Thank you for clarifying.

I attempted to use FlinkRunner with 2.22 and I am getting the following
error, which I am not sure how to debug:

ERROR:root:java.lang.UnsupportedOperationException: The ActiveBundle does
not have a registered bundle checkpoint handler.
INFO:apache_beam.runners.portability.portable_runner:Job state changed to
FAILED
Starting pipeline kafka = 192.168.1.219:9092, topic = piotr-test
Traceback (most recent call last):
  File "apache_beam/examples/streaming_wordcount_kafka.py", line 73, in
<module>
    run()
  File "apache_beam/examples/streaming_wordcount_kafka.py", line 68, in run
    | "WriteUserScoreSums" >> beam.io.WriteToText(args.output)
  File
"/Users/piotr.filipiuk/.virtualenvs/apache-beam/lib/python3.7/site-packages/apache_beam/pipeline.py",
line 547, in __exit__
    self.run().wait_until_finish()
  File
"/Users/piotr.filipiuk/.virtualenvs/apache-beam/lib/python3.7/site-packages/apache_beam/runners/portability/portable_runner.py",
line 583, in wait_until_finish
    raise self._runtime_exception
RuntimeError: Pipeline
BeamApp-piotr0filipiuk-0612212344-159c632b_45b947f8-bc64-4aad-a96c-6fb2bd834d60
failed in state FAILED: java.lang.UnsupportedOperationException: The
ActiveBundle does not have a registered bundle checkpoint handler.

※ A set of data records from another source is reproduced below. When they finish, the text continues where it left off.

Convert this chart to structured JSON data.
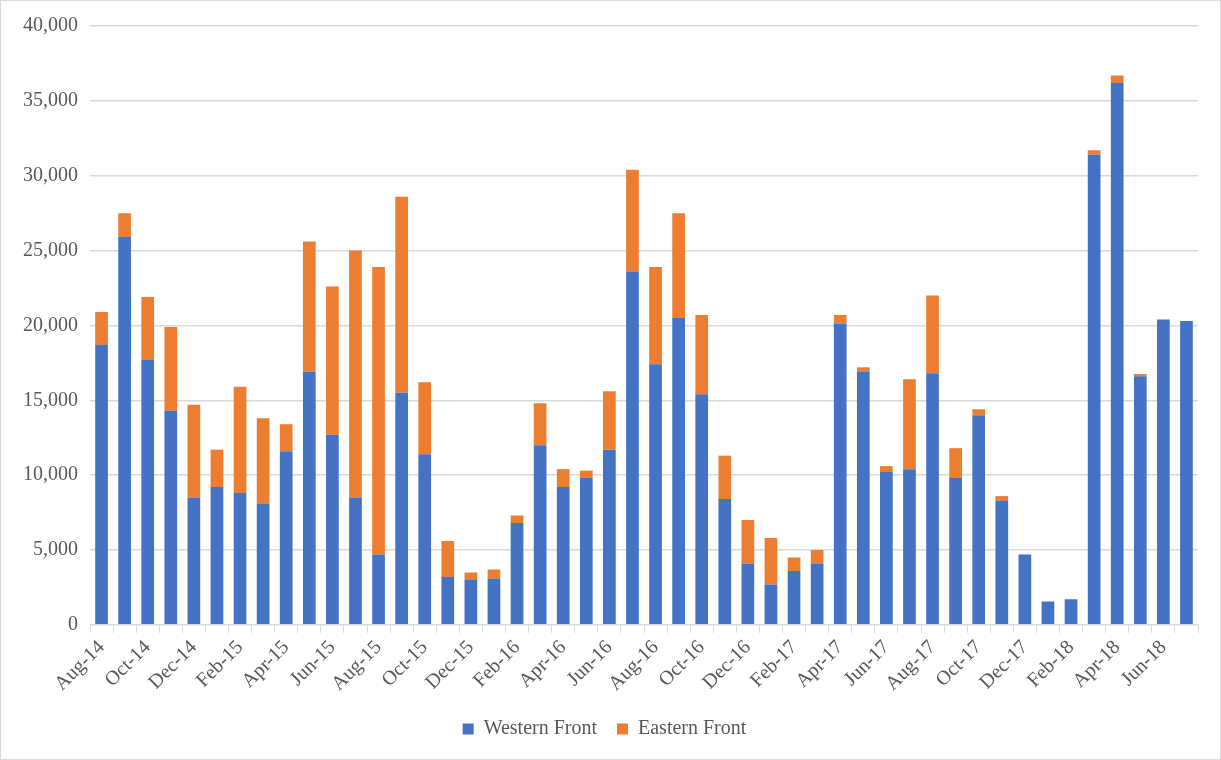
{
  "chart_data": {
    "type": "bar",
    "stacked": true,
    "categories": [
      "Aug-14",
      null,
      "Oct-14",
      null,
      "Dec-14",
      null,
      "Feb-15",
      null,
      "Apr-15",
      null,
      "Jun-15",
      null,
      "Aug-15",
      null,
      "Oct-15",
      null,
      "Dec-15",
      null,
      "Feb-16",
      null,
      "Apr-16",
      null,
      "Jun-16",
      null,
      "Aug-16",
      null,
      "Oct-16",
      null,
      "Dec-16",
      null,
      "Feb-17",
      null,
      "Apr-17",
      null,
      "Jun-17",
      null,
      "Aug-17",
      null,
      "Oct-17",
      null,
      "Dec-17",
      null,
      "Feb-18",
      null,
      "Apr-18",
      null,
      "Jun-18",
      null
    ],
    "series": [
      {
        "name": "Western Front",
        "color": "#4472c4",
        "values": [
          18700,
          25900,
          17700,
          14300,
          8500,
          9200,
          8800,
          8100,
          11600,
          16900,
          12700,
          8500,
          4700,
          15500,
          11400,
          3200,
          3000,
          3100,
          6800,
          12000,
          9200,
          9800,
          11700,
          23600,
          17400,
          20500,
          15400,
          8400,
          4100,
          2700,
          3600,
          4100,
          20100,
          16900,
          10200,
          10400,
          16800,
          9800,
          14000,
          8300,
          4700,
          1550,
          1700,
          31400,
          36200,
          16600,
          20400,
          20300
        ]
      },
      {
        "name": "Eastern Front",
        "color": "#ed7d31",
        "values": [
          2200,
          1600,
          4200,
          5600,
          6200,
          2500,
          7100,
          5700,
          1800,
          8700,
          9900,
          16500,
          19200,
          13100,
          4800,
          2400,
          500,
          600,
          500,
          2800,
          1200,
          500,
          3900,
          6800,
          6500,
          7000,
          5300,
          2900,
          2900,
          3100,
          900,
          900,
          600,
          300,
          400,
          6000,
          5200,
          2000,
          400,
          300,
          0,
          0,
          0,
          300,
          500,
          150,
          0,
          0
        ]
      }
    ],
    "ylim": [
      0,
      40000
    ],
    "yticks": [
      0,
      {
        "value": 5000,
        "label": "5,000"
      },
      {
        "value": 10000,
        "label": "10,000"
      },
      {
        "value": 15000,
        "label": "15,000"
      },
      {
        "value": 20000,
        "label": "20,000"
      },
      {
        "value": 25000,
        "label": "25,000"
      },
      {
        "value": 30000,
        "label": "30,000"
      },
      {
        "value": 35000,
        "label": "35,000"
      },
      {
        "value": 40000,
        "label": "40,000"
      }
    ],
    "grid": "y",
    "legend": "bottom"
  }
}
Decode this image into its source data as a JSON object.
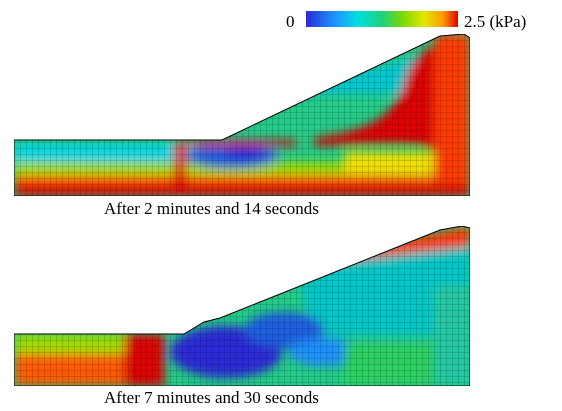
{
  "colorbar": {
    "min_label": "0",
    "max_label": "2.5 (kPa)",
    "colors": [
      "#2a2ad8",
      "#1e90ff",
      "#00e0e0",
      "#20d07a",
      "#7fd800",
      "#e6e600",
      "#ff9a00",
      "#e00000"
    ]
  },
  "panels": [
    {
      "caption": "After 2 minutes and 14 seconds"
    },
    {
      "caption": "After 7 minutes and 30 seconds"
    }
  ]
}
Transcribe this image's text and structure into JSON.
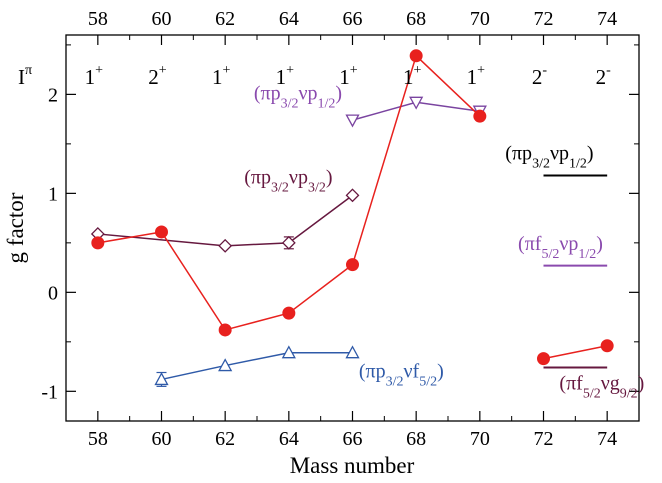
{
  "chart_data": {
    "type": "scatter",
    "xlabel": "Mass number",
    "ylabel": "g factor",
    "xlim": [
      57,
      75
    ],
    "ylim": [
      -1.3,
      2.6
    ],
    "x_ticks": [
      58,
      60,
      62,
      64,
      66,
      68,
      70,
      72,
      74
    ],
    "y_ticks": [
      -1,
      0,
      1,
      2
    ],
    "y_tick_labels": [
      "-1",
      "0",
      "1",
      "2"
    ],
    "top_axis": {
      "ticks": [
        58,
        60,
        62,
        64,
        66,
        68,
        70,
        72,
        74
      ],
      "spin_label": "I",
      "spin_label_sup": "π",
      "spins": [
        {
          "x": 58,
          "base": "1",
          "sup": "+"
        },
        {
          "x": 60,
          "base": "2",
          "sup": "+"
        },
        {
          "x": 62,
          "base": "1",
          "sup": "+"
        },
        {
          "x": 64,
          "base": "1",
          "sup": "+"
        },
        {
          "x": 66,
          "base": "1",
          "sup": "+"
        },
        {
          "x": 68,
          "base": "1",
          "sup": "+"
        },
        {
          "x": 70,
          "base": "1",
          "sup": "+"
        },
        {
          "x": 72,
          "base": "2",
          "sup": "-"
        },
        {
          "x": 74,
          "base": "2",
          "sup": "-"
        }
      ]
    },
    "series": [
      {
        "marker": "circle-filled",
        "color": "#e8211e",
        "segments": [
          [
            {
              "x": 58,
              "y": 0.5
            },
            {
              "x": 60,
              "y": 0.61
            },
            {
              "x": 62,
              "y": -0.38
            },
            {
              "x": 64,
              "y": -0.21
            },
            {
              "x": 66,
              "y": 0.28
            },
            {
              "x": 68,
              "y": 2.39
            },
            {
              "x": 70,
              "y": 1.78
            }
          ],
          [
            {
              "x": 72,
              "y": -0.67
            },
            {
              "x": 74,
              "y": -0.54
            }
          ]
        ]
      },
      {
        "label_parts": [
          {
            "t": "(πp"
          },
          {
            "t": "3/2",
            "sub": true
          },
          {
            "t": "νp"
          },
          {
            "t": "3/2",
            "sub": true
          },
          {
            "t": ")"
          }
        ],
        "label_color": "#66183f",
        "label_anchor": {
          "x": 62.6,
          "y": 1.1
        },
        "marker": "diamond-open",
        "color": "#66183f",
        "segments": [
          [
            {
              "x": 58,
              "y": 0.59
            },
            {
              "x": 62,
              "y": 0.47
            },
            {
              "x": 64,
              "y": 0.5,
              "err": 0.06
            },
            {
              "x": 66,
              "y": 0.98
            }
          ]
        ]
      },
      {
        "label_parts": [
          {
            "t": "(πp"
          },
          {
            "t": "3/2",
            "sub": true
          },
          {
            "t": "νp"
          },
          {
            "t": "1/2",
            "sub": true
          },
          {
            "t": ")"
          }
        ],
        "label_color": "#8a4aae",
        "label_anchor": {
          "x": 62.9,
          "y": 1.95
        },
        "marker": "triangle-down-open",
        "color": "#7a44a0",
        "segments": [
          [
            {
              "x": 66,
              "y": 1.74
            },
            {
              "x": 68,
              "y": 1.92
            },
            {
              "x": 70,
              "y": 1.83
            }
          ]
        ]
      },
      {
        "label_parts": [
          {
            "t": "(πp"
          },
          {
            "t": "3/2",
            "sub": true
          },
          {
            "t": "νf"
          },
          {
            "t": "5/2",
            "sub": true
          },
          {
            "t": ")"
          }
        ],
        "label_color": "#2f5aa8",
        "label_anchor": {
          "x": 66.2,
          "y": -0.86
        },
        "marker": "triangle-up-open",
        "color": "#2f5aa8",
        "segments": [
          [
            {
              "x": 60,
              "y": -0.88,
              "err": 0.07
            },
            {
              "x": 62,
              "y": -0.74
            },
            {
              "x": 64,
              "y": -0.61
            },
            {
              "x": 66,
              "y": -0.61
            }
          ]
        ]
      }
    ],
    "reference_lines": [
      {
        "label_parts": [
          {
            "t": "(πp"
          },
          {
            "t": "3/2",
            "sub": true
          },
          {
            "t": "νp"
          },
          {
            "t": "1/2",
            "sub": true
          },
          {
            "t": ")"
          }
        ],
        "y": 1.18,
        "x_from": 72,
        "x_to": 74,
        "color": "#000000",
        "label_anchor": {
          "x": 70.8,
          "y": 1.34
        }
      },
      {
        "label_parts": [
          {
            "t": "(πf"
          },
          {
            "t": "5/2",
            "sub": true
          },
          {
            "t": "νp"
          },
          {
            "t": "1/2",
            "sub": true
          },
          {
            "t": ")"
          }
        ],
        "y": 0.27,
        "x_from": 72,
        "x_to": 74,
        "color": "#8a4aae",
        "label_anchor": {
          "x": 71.2,
          "y": 0.43
        }
      },
      {
        "label_parts": [
          {
            "t": "(πf"
          },
          {
            "t": "5/2",
            "sub": true
          },
          {
            "t": "νg"
          },
          {
            "t": "9/2",
            "sub": true
          },
          {
            "t": ")"
          }
        ],
        "y": -0.76,
        "x_from": 72,
        "x_to": 74,
        "color": "#66183f",
        "label_anchor": {
          "x": 72.5,
          "y": -0.98
        }
      }
    ]
  }
}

My setup is (everything runs locally):
Beam Version: 2.22.0.
Kafka 2.5.0 (https://kafka.apache.org/quickstart - using default
config/server.properties)
Flink 1.10 (
https://ci.apache.org/projects/flink/flink-docs-stable/getting-started/tutorials/local_setup.html
)

I run the pipeline using the following command:

python apache_beam/examples/streaming_wordcount_kafka.py
--bootstrap_servers=192.168.1.219:9092 --topic=piotr-test
--runner=FlinkRunner --flink_version=1.10 --flink_master=192.168.1.219:8081
--environment_type=LOOPBACK

I can see the following error in the logs:

ERROR:apache_beam.runners.worker.data_plane:Failed to read inputs in the
data plane.
Traceback (most recent call last):
  File
"/Users/piotr.filipiuk/.virtualenvs/apache-beam/lib/python3.7/site-packages/apache_beam/runners/worker/data_plane.py",
line 528, in _read_inputs
    for elements in elements_iterator:
  File
"/Users/piotr.filipiuk/.virtualenvs/apache-beam/lib/python3.7/site-packages/grpc/_channel.py",
line 416, in __next__
    return self._next()
  File
"/Users/piotr.filipiuk/.virtualenvs/apache-beam/lib/python3.7/site-packages/grpc/_channel.py",
line 689, in _next
    raise self
grpc._channel._MultiThreadedRendezvous: <_MultiThreadedRendezvous of RPC
that terminated with:
        status = StatusCode.UNAVAILABLE
        details = "DNS resolution failed"
        debug_error_string =
"{"created":"@1591997030.613849000","description":"Failed to pick
subchannel","file":"src/core/ext/filters/client_channel/client_channel.cc","file_line":3941,"referenced_errors":[{"created":"@1591997030.613847000","description":"Resolver
transient
failure","file":"src/core/ext/filters/client_channel/resolving_lb_policy.cc","file_line":262,"referenced_errors":[{"created":"@1591997030.613847000","description":"DNS
resolution
failed","file":"src/core/ext/filters/client_channel/resolver/dns/c_ares/dns_resolver_ares.cc","file_line":370,"grpc_status":14,"referenced_errors":[{"created":"@1591997030.613840000","description":"C-ares
status is not ARES_SUCCESS: Misformatted domain
name","file":"src/core/ext/filters/client_channel/resolver/dns/c_ares/grpc_ares_wrapper.cc","file_line":244,"referenced_errors":[{"created":"@1591997030.613728000","description":"C-ares
status is not ARES_SUCCESS: Misformatted domain
name","file":"src/core/ext/filters/client_channel/resolver/dns/c_ares/grpc_ares_wrapper.cc","file_line":244}]}]}]}]}"
>

Which I thought might be a culprit, however it also happens when running
the wordcount.py example
<https://github.com/apache/beam/blob/master/sdks/python/apache_beam/examples/wordcount.py>
that succeeds. That error appears only for Flink 1.10, not for Flink 1.9.

Full log attached.

I would appreciate help and suggestions on how to proceed.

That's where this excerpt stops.